The care he received was formidable, he underwent skin grafts, and 4 weeks after being admitted had the drain removed from his lungs (the blood vessels which run along the ribs had split, so he was bleeding into his lungs...this can be fatal).

He was discharged last week! He is able to walk with the aid of a frame, but as yet his left wrist is not working. He also has trouble getting from lying to sitting due to the pain in his ribs, but is really ok! The British Embassy have met all medical costs, renewed his visa, and offered him the use of an embassy car when he leaves the area, and will drive him somewhere to recuperate. I know he would want me to thank Sean, a teacher at the local school, who didn't know turtle before this but visited him 3 or 4 times a week so he could have english-speaking company, and has also put him up near to the hospital until he is well enough to travel. Also long-beach mark, who again didn't know him but at our request visited him at those times we couldn't get anyone over to him.

And finally to Gayer and Boucher who traveled to see him and bought him a beer, which they placed in his fridge as incentive to get walking again so he could get to it and drink it! (The great british spirit eh?)

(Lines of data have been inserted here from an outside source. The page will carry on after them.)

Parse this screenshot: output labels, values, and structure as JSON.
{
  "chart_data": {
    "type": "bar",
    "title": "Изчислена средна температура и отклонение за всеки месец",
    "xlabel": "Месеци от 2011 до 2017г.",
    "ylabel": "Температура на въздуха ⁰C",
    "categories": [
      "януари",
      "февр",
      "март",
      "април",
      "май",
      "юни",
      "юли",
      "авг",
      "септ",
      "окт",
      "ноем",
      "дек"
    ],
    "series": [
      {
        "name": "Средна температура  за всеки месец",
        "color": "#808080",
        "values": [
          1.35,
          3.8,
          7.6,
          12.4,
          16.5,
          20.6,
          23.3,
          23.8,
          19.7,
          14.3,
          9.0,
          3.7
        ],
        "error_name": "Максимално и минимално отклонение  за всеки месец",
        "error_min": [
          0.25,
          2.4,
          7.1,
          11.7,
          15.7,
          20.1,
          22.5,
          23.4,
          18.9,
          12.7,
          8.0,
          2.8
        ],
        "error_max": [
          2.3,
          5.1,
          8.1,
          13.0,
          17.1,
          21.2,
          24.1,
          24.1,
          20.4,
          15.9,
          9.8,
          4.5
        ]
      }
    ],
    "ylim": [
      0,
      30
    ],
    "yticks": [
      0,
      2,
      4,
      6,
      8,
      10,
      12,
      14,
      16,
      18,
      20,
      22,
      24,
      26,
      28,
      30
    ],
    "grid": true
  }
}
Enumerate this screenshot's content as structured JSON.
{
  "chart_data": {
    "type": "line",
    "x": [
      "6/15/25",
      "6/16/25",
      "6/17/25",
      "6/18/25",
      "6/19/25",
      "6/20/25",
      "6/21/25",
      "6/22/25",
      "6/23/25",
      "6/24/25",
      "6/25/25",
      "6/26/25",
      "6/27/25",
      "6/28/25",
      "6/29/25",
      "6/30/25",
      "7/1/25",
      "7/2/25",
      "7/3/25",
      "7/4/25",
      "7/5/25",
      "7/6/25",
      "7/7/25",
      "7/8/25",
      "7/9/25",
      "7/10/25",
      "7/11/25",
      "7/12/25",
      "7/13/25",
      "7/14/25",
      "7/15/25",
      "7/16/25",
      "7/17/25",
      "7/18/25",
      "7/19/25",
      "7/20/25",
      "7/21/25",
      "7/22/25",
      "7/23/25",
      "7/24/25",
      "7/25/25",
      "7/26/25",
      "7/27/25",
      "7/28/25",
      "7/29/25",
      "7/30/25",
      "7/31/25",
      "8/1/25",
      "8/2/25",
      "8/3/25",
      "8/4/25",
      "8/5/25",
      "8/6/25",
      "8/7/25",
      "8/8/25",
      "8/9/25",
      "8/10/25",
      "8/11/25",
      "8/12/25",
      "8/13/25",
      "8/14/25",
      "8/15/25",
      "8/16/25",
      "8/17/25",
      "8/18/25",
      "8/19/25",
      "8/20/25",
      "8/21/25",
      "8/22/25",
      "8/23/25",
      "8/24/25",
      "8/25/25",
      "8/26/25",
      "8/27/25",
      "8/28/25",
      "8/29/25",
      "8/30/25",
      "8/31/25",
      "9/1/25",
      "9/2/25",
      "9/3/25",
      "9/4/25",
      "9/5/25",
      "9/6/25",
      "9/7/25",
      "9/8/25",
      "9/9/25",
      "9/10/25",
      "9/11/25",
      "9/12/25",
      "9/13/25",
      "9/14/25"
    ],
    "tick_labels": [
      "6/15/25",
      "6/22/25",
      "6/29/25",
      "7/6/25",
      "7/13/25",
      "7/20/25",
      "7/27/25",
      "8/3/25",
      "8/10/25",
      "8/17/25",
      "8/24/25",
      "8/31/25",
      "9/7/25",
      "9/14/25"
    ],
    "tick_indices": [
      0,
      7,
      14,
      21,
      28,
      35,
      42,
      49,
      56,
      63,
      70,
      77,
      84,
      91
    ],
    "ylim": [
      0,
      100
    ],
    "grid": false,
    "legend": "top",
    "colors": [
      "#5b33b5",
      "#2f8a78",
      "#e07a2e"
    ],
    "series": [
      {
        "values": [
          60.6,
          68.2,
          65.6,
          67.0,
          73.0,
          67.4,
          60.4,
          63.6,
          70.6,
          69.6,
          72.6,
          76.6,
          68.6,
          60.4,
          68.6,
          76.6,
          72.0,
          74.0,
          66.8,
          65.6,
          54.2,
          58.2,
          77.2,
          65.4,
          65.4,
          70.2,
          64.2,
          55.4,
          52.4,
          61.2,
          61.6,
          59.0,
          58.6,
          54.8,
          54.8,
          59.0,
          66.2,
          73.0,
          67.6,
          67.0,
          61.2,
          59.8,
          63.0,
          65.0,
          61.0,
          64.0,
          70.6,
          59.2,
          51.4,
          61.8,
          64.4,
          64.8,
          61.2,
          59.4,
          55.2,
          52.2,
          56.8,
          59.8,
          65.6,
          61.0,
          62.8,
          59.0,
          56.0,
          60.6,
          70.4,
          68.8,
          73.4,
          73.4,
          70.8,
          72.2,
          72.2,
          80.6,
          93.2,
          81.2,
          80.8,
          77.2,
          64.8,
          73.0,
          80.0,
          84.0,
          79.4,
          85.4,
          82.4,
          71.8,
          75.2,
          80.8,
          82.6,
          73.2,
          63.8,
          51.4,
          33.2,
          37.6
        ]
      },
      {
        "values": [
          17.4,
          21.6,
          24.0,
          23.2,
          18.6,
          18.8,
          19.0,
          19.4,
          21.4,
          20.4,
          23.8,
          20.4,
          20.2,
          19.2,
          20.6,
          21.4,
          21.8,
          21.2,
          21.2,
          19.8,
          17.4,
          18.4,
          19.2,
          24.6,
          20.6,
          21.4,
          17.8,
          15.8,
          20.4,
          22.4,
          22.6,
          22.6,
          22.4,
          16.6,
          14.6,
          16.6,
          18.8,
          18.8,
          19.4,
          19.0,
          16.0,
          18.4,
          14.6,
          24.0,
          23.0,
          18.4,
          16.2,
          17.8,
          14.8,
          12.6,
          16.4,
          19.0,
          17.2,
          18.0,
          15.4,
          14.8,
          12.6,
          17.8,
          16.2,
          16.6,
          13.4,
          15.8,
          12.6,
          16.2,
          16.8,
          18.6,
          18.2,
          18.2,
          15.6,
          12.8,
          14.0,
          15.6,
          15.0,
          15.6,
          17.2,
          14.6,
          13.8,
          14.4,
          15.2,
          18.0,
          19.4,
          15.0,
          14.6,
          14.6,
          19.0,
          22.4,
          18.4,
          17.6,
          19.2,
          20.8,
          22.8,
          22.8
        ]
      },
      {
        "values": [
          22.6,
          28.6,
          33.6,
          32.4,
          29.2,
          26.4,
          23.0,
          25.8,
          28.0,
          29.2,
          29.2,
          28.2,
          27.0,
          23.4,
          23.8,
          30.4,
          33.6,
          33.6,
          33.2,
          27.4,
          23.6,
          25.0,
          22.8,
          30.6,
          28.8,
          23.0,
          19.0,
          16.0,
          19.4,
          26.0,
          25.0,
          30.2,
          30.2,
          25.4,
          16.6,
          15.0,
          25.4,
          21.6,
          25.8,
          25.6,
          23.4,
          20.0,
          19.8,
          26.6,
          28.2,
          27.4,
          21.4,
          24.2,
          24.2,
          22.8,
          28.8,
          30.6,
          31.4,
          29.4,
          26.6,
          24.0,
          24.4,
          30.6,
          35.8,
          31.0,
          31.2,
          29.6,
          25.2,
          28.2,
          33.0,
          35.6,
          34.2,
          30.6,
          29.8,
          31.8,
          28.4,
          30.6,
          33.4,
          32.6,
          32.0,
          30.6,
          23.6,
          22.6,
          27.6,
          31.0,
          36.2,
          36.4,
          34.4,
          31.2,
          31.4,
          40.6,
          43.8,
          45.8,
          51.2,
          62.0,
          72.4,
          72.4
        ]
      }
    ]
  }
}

Bex, was also airlifted out, initially to Krabi and then to Bangkok. She has been a trouper too since weaning herself off the morphine. She sustained serious flesh wounds to her stomach, back and legs and because it had taken 24 hours to be airlifted, she suffered some infection to the wounds. She has battled in good spirits mainly, through a succession of skin graft operations. She is worried about how her body will look, but in time she can have plastic surgery. She had her lows whilst heavily medicated, guilt and not seeing the point due to the pain she was in, but soon messages about socially acceptable class A drugs, and loyalty points towards boob jobs started coming out! She too was discharged last week, and flew back to yuk on sunday.

There are so many others, too many to mention by name,but all are in our thoughts and prayers.

We pay tribute to, and will remember fondly Heinz (the owner of Moskito divers), who leaves behind his daughters and wife. He was last seen running towards the wave to warn people. He has now been identified. We also miss Joy (a name no better suited anyone), our thoughts go out to Pers, her husband, to her family and children. Sadly she was pregnant at the time. She had worked with many of us at Barrakuda diving, but had become a receptionist at pp princess resort, which has disappeared. She too has been found and identified.

We are so fortunate in what, and who we have left ( a few of them below). Maybe we should remember to hold them that little bit closer, make that extra effort.Friendship is not place-specific, it remains and can be felt across the miles, it is an energy and a joy.

Sad that it takes something like this to remind us of the will to survive, the human spirit, to show humanity to others. The donations were staggering,Pakistan sent aid to India, Indonesia allowed Americans to help them, in Sri Lanka Tamils stood side-by-side with non-Tamils. Occassionally we can forget politics and see the people, choose humanity, and hope is manifest!

One last comment,one a good friend of mine from the island told me a few years ago during a rough patch. He had been out diving, and he came across a fish that had only one eye, and a bite mark through its head. He wondered at this fish. Upon surfacing he commented to his Thai friend who'd been with him, asking how does the fish keep going? The reply was, what choice is there, it will just keep swimming!